Within Callan’s Hedge FOF Group, market exposures notably affected performance in the second quarter. Given its net long equity exposure, the Callan Long/Short Equity FOF (+12.4%) decidedly beat the Callan Absolute Return FOF (+7.0%). With diversifying exposures to both non-directional and directional styles, often including macro strategies, the Core Diversified FOF added 7.1%.

Within CS HFI, the best-performing strategy last quarter was Emerging Markets (+13.2%), regaining more than its 10.5% loss in the prior quarter. Event-Driven Multi-Strategy rebounded 12.0%, leaving it down 9.0% year to date, with its often soft-deal exposures remaining less than sure bets. As bottom-up stock pickers with a roughly 0.5 beta exposure to equity markets, Long/Short Equity appreciated 9.8%. Beyond the direct reach of economic stimulus, Distressed (+5.6%) clawed back only half of its first quarter loss.

Arbitrage strategies also benefited from the risk-on rally, but their hedges limited gains to mid-single digits or less. Bright spots were Risk Arb (+7.5%) and Convertible Arb (+5.9%), as strong equity markets supported existing mergers and timely convertible issuance, thereby enabling these strategies to finish the first half with modestly positive returns.

As the worst-performing strategy in the CS HFI, Managed Futures (-2.9%) was caught flat-footed in the sudden equity rally and lost ground, particularly with trend-following strategies, after also lacking traction in the first quarter.
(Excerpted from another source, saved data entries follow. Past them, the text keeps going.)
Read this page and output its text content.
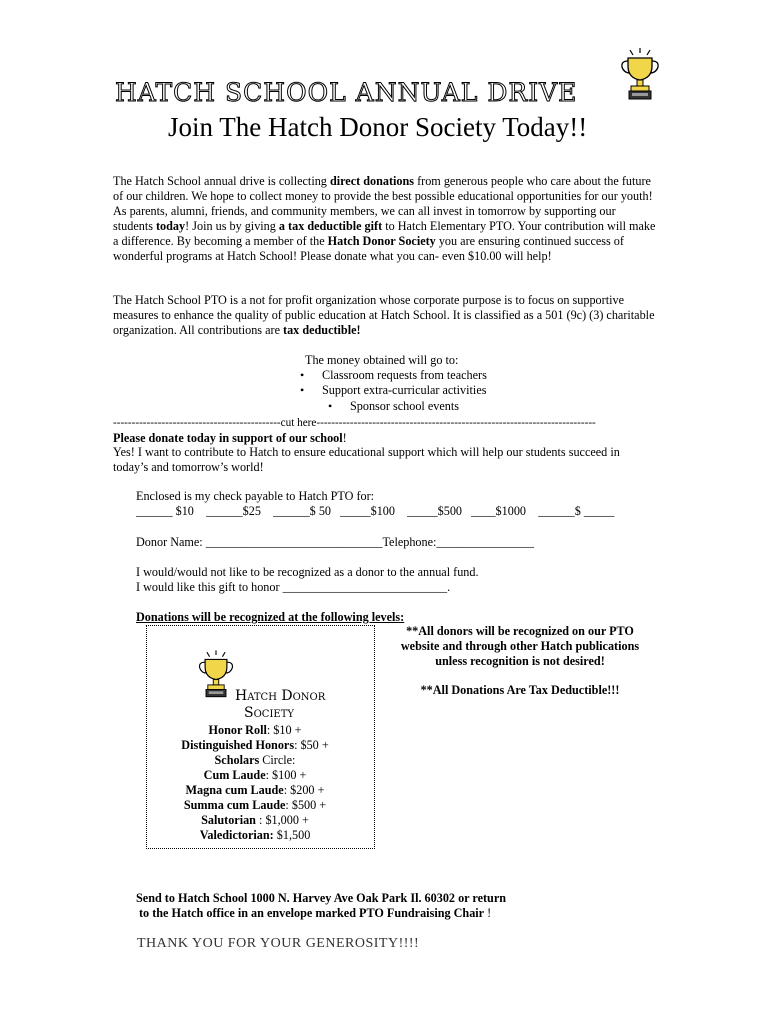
HATCH SCHOOL ANNUAL DRIVE
Join The Hatch Donor Society Today!!
The Hatch School annual drive is collecting direct donations from generous people who care about the future of our children. We hope to collect money to provide the best possible educational opportunities for our youth! As parents, alumni, friends, and community members, we can all invest in tomorrow by supporting our students today! Join us by giving a tax deductible gift to Hatch Elementary PTO. Your contribution will make a difference. By becoming a member of the Hatch Donor Society you are ensuring continued success of wonderful programs at Hatch School! Please donate what you can- even $10.00 will help!
The Hatch School PTO is a not for profit organization whose corporate purpose is to focus on supportive measures to enhance the quality of public education at Hatch School. It is classified as a 501 (9c) (3) charitable organization. All contributions are tax deductible!
The money obtained will go to:
• Classroom requests from teachers
• Support extra-curricular activities
• Sponsor school events
---------------------------------------------cut here---------------------------------------------------------------------------
Please donate today in support of our school!
Yes! I want to contribute to Hatch to ensure educational support which will help our students succeed in today’s and tomorrow’s world!
Enclosed is my check payable to Hatch PTO for:
______ $10    ______$25    ______$ 50   _____$100    _____$500   ____$1000    ______$ _____
Donor Name: _____________________________Telephone:________________
I would/would not like to be recognized as a donor to the annual fund.
I would like this gift to honor ___________________________.
Donations will be recognized at the following levels:
Hatch Donor
Society
Honor Roll: $10 +
Distinguished Honors: $50 +
Scholars Circle:
Cum Laude: $100 +
Magna cum Laude: $200 +
Summa cum Laude: $500 +
Salutorian : $1,000 +
Valedictorian: $1,500
**All donors will be recognized on our PTO website and through other Hatch publications unless recognition is not desired!
**All Donations Are Tax Deductible!!!
Send to Hatch School 1000 N. Harvey Ave Oak Park Il. 60302 or return
to the Hatch office in an envelope marked PTO Fundraising Chair !
THANK YOU FOR YOUR GENEROSITY!!!!
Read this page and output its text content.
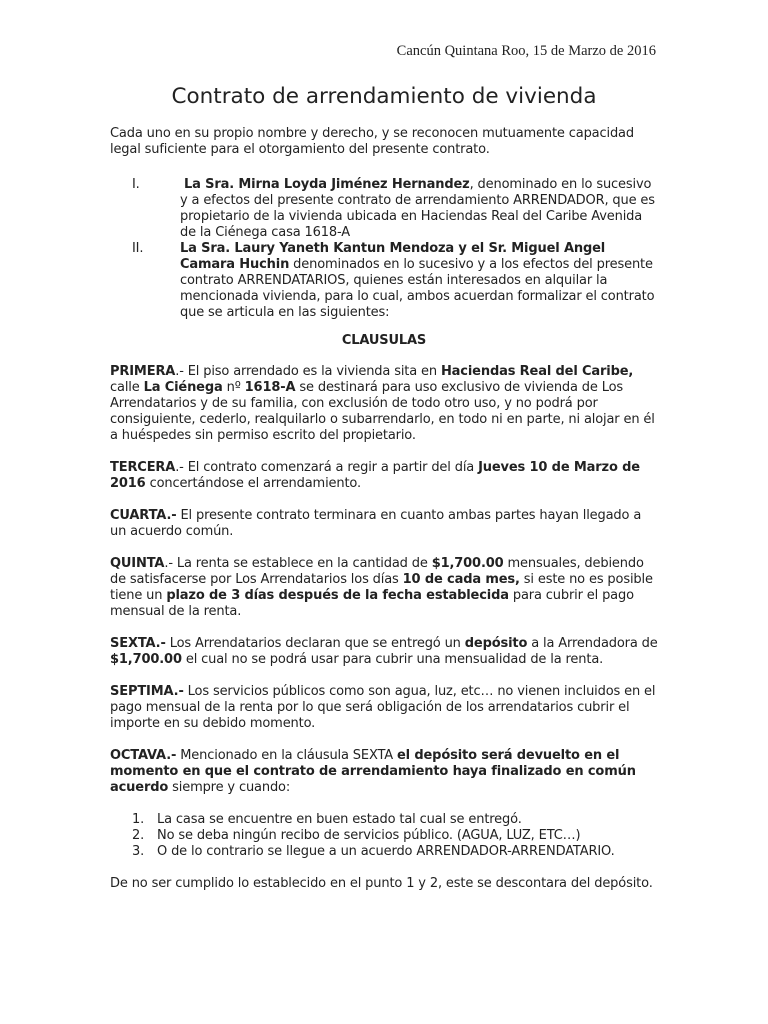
Cancún Quintana Roo, 15 de Marzo de 2016
Contrato de arrendamiento de vivienda

Cada uno en su propio nombre y derecho, y se reconocen mutuamente capacidad legal suficiente para el otorgamiento del presente contrato.

I.	La Sra. Mirna Loyda Jiménez Hernandez, denominado en lo sucesivo y a efectos del presente contrato de arrendamiento ARRENDADOR, que es propietario de la vivienda ubicada en Haciendas Real del Caribe Avenida de la Ciénega casa 1618-A
II.	La Sra. Laury Yaneth Kantun Mendoza y el Sr. Miguel Angel Camara Huchin denominados en lo sucesivo y a los efectos del presente contrato ARRENDATARIOS, quienes están interesados en alquilar la mencionada vivienda, para lo cual, ambos acuerdan formalizar el contrato que se articula en las siguientes:

CLAUSULAS

PRIMERA.- El piso arrendado es la vivienda sita en Haciendas Real del Caribe, calle La Ciénega nº 1618-A se destinará para uso exclusivo de vivienda de Los Arrendatarios y de su familia, con exclusión de todo otro uso, y no podrá por consiguiente, cederlo, realquilarlo o subarrendarlo, en todo ni en parte, ni alojar en él a huéspedes sin permiso escrito del propietario.

TERCERA.- El contrato comenzará a regir a partir del día Jueves 10 de Marzo de 2016 concertándose el arrendamiento.

CUARTA.- El presente contrato terminara en cuanto ambas partes hayan llegado a un acuerdo común.

QUINTA.- La renta se establece en la cantidad de $1,700.00 mensuales, debiendo de satisfacerse por Los Arrendatarios los días 10 de cada mes, si este no es posible tiene un plazo de 3 días después de la fecha establecida para cubrir el pago mensual de la renta.

SEXTA.- Los Arrendatarios declaran que se entregó un depósito a la Arrendadora de $1,700.00 el cual no se podrá usar para cubrir una mensualidad de la renta.

SEPTIMA.- Los servicios públicos como son agua, luz, etc… no vienen incluidos en el pago mensual de la renta por lo que será obligación de los arrendatarios cubrir el importe en su debido momento.

OCTAVA.- Mencionado en la cláusula SEXTA el depósito será devuelto en el momento en que el contrato de arrendamiento haya finalizado en común acuerdo siempre y cuando:

1. La casa se encuentre en buen estado tal cual se entregó.
2. No se deba ningún recibo de servicios público. (AGUA, LUZ, ETC…)
3. O de lo contrario se llegue a un acuerdo ARRENDADOR-ARRENDATARIO.

De no ser cumplido lo establecido en el punto 1 y 2, este se descontara del depósito.
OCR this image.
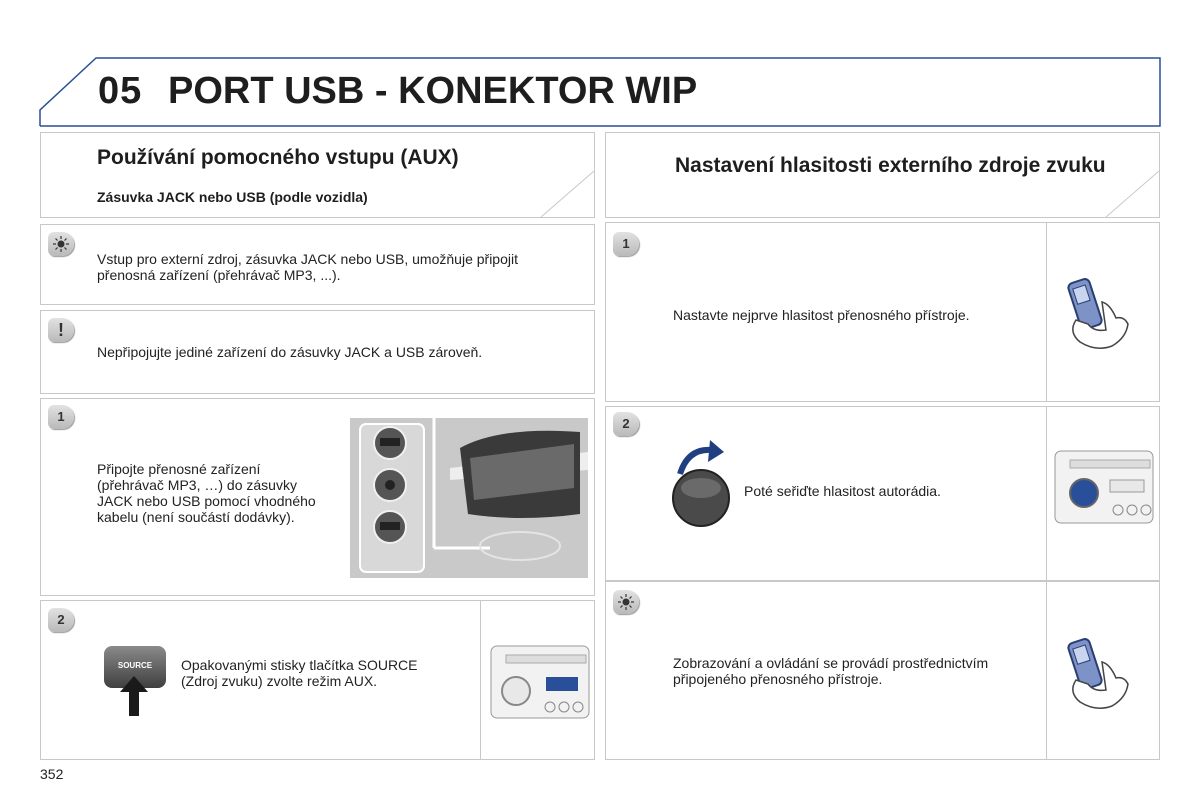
05 PORT USB - KONEKTOR WIP
Používání pomocného vstupu (AUX)
Zásuvka JACK nebo USB (podle vozidla)
Vstup pro externí zdroj, zásuvka JACK nebo USB, umožňuje připojit přenosná zařízení (přehrávač MP3, ...).
!
Nepřipojujte jediné zařízení do zásuvky JACK a USB zároveň.
1
Připojte přenosné zařízení (přehrávač MP3, …) do zásuvky JACK nebo USB pomocí vhodného kabelu (není součástí dodávky).
2
SOURCE	Opakovanými stisky tlačítka SOURCE (Zdroj zvuku) zvolte režim AUX.
Nastavení hlasitosti externího zdroje zvuku
1
Nastavte nejprve hlasitost přenosného přístroje.
2
Poté seřiďte hlasitost autorádia.
Zobrazování a ovládání se provádí prostřednictvím připojeného přenosného přístroje.
352
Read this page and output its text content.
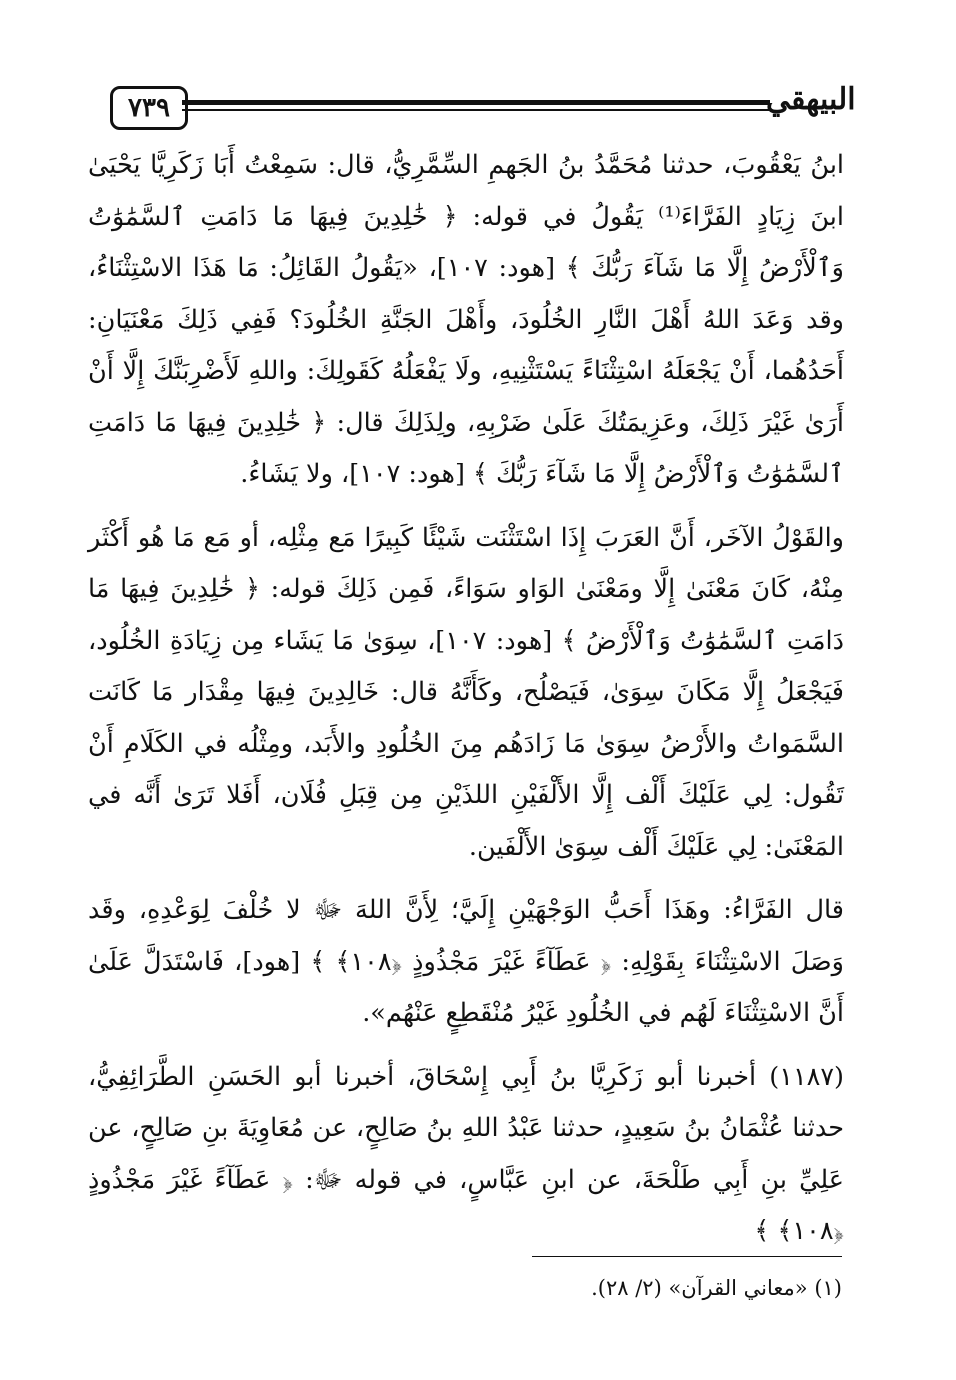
٧٣٩	البيهقي

ابنُ يَعْقُوبَ، حدثنا مُحَمَّدُ بنُ الجَهمِ السِّمَّرِيُّ، قال: سَمِعْتُ أَبَا زَكَرِيَّا يَحْيَىٰ ابنَ زِيَادٍ الفَرَّاءَ⁽¹⁾ يَقُولُ في قوله: ﴿ خَٰلِدِينَ فِيهَا مَا دَامَتِ ٱلسَّمَٰوَٰتُ وَٱلْأَرْضُ إِلَّا مَا شَآءَ رَبُّكَ ﴾ [هود: ١٠٧]، «يَقُولُ القَائِلُ: مَا هَذَا الاسْتِثْنَاءُ، وقد وَعَدَ اللهُ أَهْلَ النَّارِ الخُلُودَ، وأَهْلَ الجَنَّةِ الخُلُودَ؟ فَفِي ذَلِكَ مَعْنَيَانِ: أَحَدُهُما، أَنْ يَجْعَلَهُ اسْتِثْنَاءً يَسْتَثْنِيهِ، ولَا يَفْعَلُهُ كَقَولِكَ: واللهِ لَأَضْرِبَنَّكَ إِلَّا أَنْ أَرَىٰ غَيْرَ ذَلِكَ، وعَزِيمَتُكَ عَلَىٰ ضَرْبِهِ، ولِذَلِكَ قال: ﴿ خَٰلِدِينَ فِيهَا مَا دَامَتِ ٱلسَّمَٰوَٰتُ وَٱلْأَرْضُ إِلَّا مَا شَآءَ رَبُّكَ ﴾ [هود: ١٠٧]، ولا يَشَاءُ.

والقَوْلُ الآخَر، أَنَّ العَرَبَ إِذَا اسْتَثْنَت شَيْئًا كَبِيرًا مَع مِثْلِه، أو مَع مَا هُو أَكْثَر مِنْهُ، كَانَ مَعْنَىٰ إِلَّا ومَعْنَىٰ الوَاو سَوَاءً، فَمِن ذَلِكَ قوله: ﴿ خَٰلِدِينَ فِيهَا مَا دَامَتِ ٱلسَّمَٰوَٰتُ وَٱلْأَرْضُ ﴾ [هود: ١٠٧]، سِوَىٰ مَا يَشَاء مِن زِيَادَةِ الخُلُود، فَيَجْعَلُ إِلَّا مَكَانَ سِوَىٰ، فَيَصْلُح، وكَأَنَّهُ قال: خَالِدِينَ فِيهَا مِقْدَار مَا كَانَت السَّمَواتُ والأَرْضُ سِوَىٰ مَا زَادَهُم مِنَ الخُلُودِ والأَبَد، ومِثْلُه في الكَلَامِ أَنْ تَقُول: لِي عَلَيْكَ أَلْف إِلَّا الأَلْفَيْنِ اللذَيْنِ مِن قِبَلِ فُلَان، أَفَلا تَرَىٰ أَنَّه في المَعْنَىٰ: لِي عَلَيْكَ أَلْف سِوَىٰ الأَلْفَين.

قال الفَرَّاءُ: وهَذَا أَحَبُّ الوَجْهَيْنِ إِلَيَّ؛ لِأَنَّ اللهَ ﷻ لا خُلْفَ لِوَعْدِهِ، وقَد وَصَلَ الاسْتِثْنَاءَ بِقَوْلِهِ: ﴿ عَطَآءً غَيْرَ مَجْذُوذٍ ﴿١٠٨﴾ ﴾ [هود]، فَاسْتَدَلَّ عَلَىٰ أَنَّ الاسْتِثْنَاءَ لَهُم في الخُلُودِ غَيْرُ مُنْقَطِعٍ عَنْهُم».

(١١٨٧) أخبرنا أبو زَكَرِيَّا بنُ أَبِي إِسْحَاقَ، أخبرنا أبو الحَسَنِ الطَّرَائِفِيُّ، حدثنا عُثْمَانُ بنُ سَعِيدٍ، حدثنا عَبْدُ اللهِ بنُ صَالِحٍ، عن مُعَاوِيَةَ بنِ صَالِحٍ، عن عَلِيِّ بنِ أَبِي طَلْحَةَ، عن ابنِ عَبَّاسٍ، في قوله ﷻ: ﴿ عَطَآءً غَيْرَ مَجْذُوذٍ ﴿١٠٨﴾ ﴾

(١) «معاني القرآن» (٢/ ٢٨).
Since the Global Financial Crisis, liquid alternatives to hedge funds have been popular among institutional investors for their attractive risk-adjusted returns that are also less correlated with traditional stock and bond investments but offered at a lower cost. Much of that interest is focused on rules-based, long-short strategies that isolate alternative risk premia found across the capital markets. These premia are often embedded in hedge funds and other actively managed investment products. Providing a combined measure of these alternative beta risk factors, the Eurekahedge Multi-Factor Risk Premia Index lost 2.4% based upon a 5% volatility target. For the quarter, the equity value factor was again a material detractor while other factors like carry and momentum were mixed performers across asset classes. 

MAC Style Group Returns

Within Callan’s database of liquid alternative solutions, the median managers of Callan Multi-Asset Class (MAC) Style Groups generated mixed returns, gross of fees, consistent with their underlying risk exposures. Typically targeting equal risk-weighted allocations to major asset classes with leverage, the Callan Risk Parity MAC added 7.3%. However, the more traditional equity-centric benchmark of 60% MSCI ACWI and 40% Bloomberg Barclays US Aggregate Bond Index rose 12.7%. Given a usually long equity bias within dynamic asset allocation models, the Callan Long-Biased MAC (+8.1%) also trailed the static global benchmark. As the most conservative MAC style focused on non-directional strategies of long and short asset class exposures, the Callan Absolute Return MAC edged ahead 0.3%. Reflecting the second quarter’s challenging environment for alternative betas, as noted above, the median Callan Risk Premia MAC fell 3.5%.

Given the economic uncertainty ahead, the outlook for hedge funds and alternative betas remains ripe with more “alpha” potential. Coupled with diverging paths of economies around the globe, the likely greater-than-average volatility ahead for capital markets creates both fundamental and tactical opportunities for risk allocators embodied in hedge funds and other liquid alternatives. In such a market setting, strategies of macro, relative value, and event-driven trades are well positioned to play a diversifying role for the traditional long-only investor facing subdued return potential from both stocks and bonds.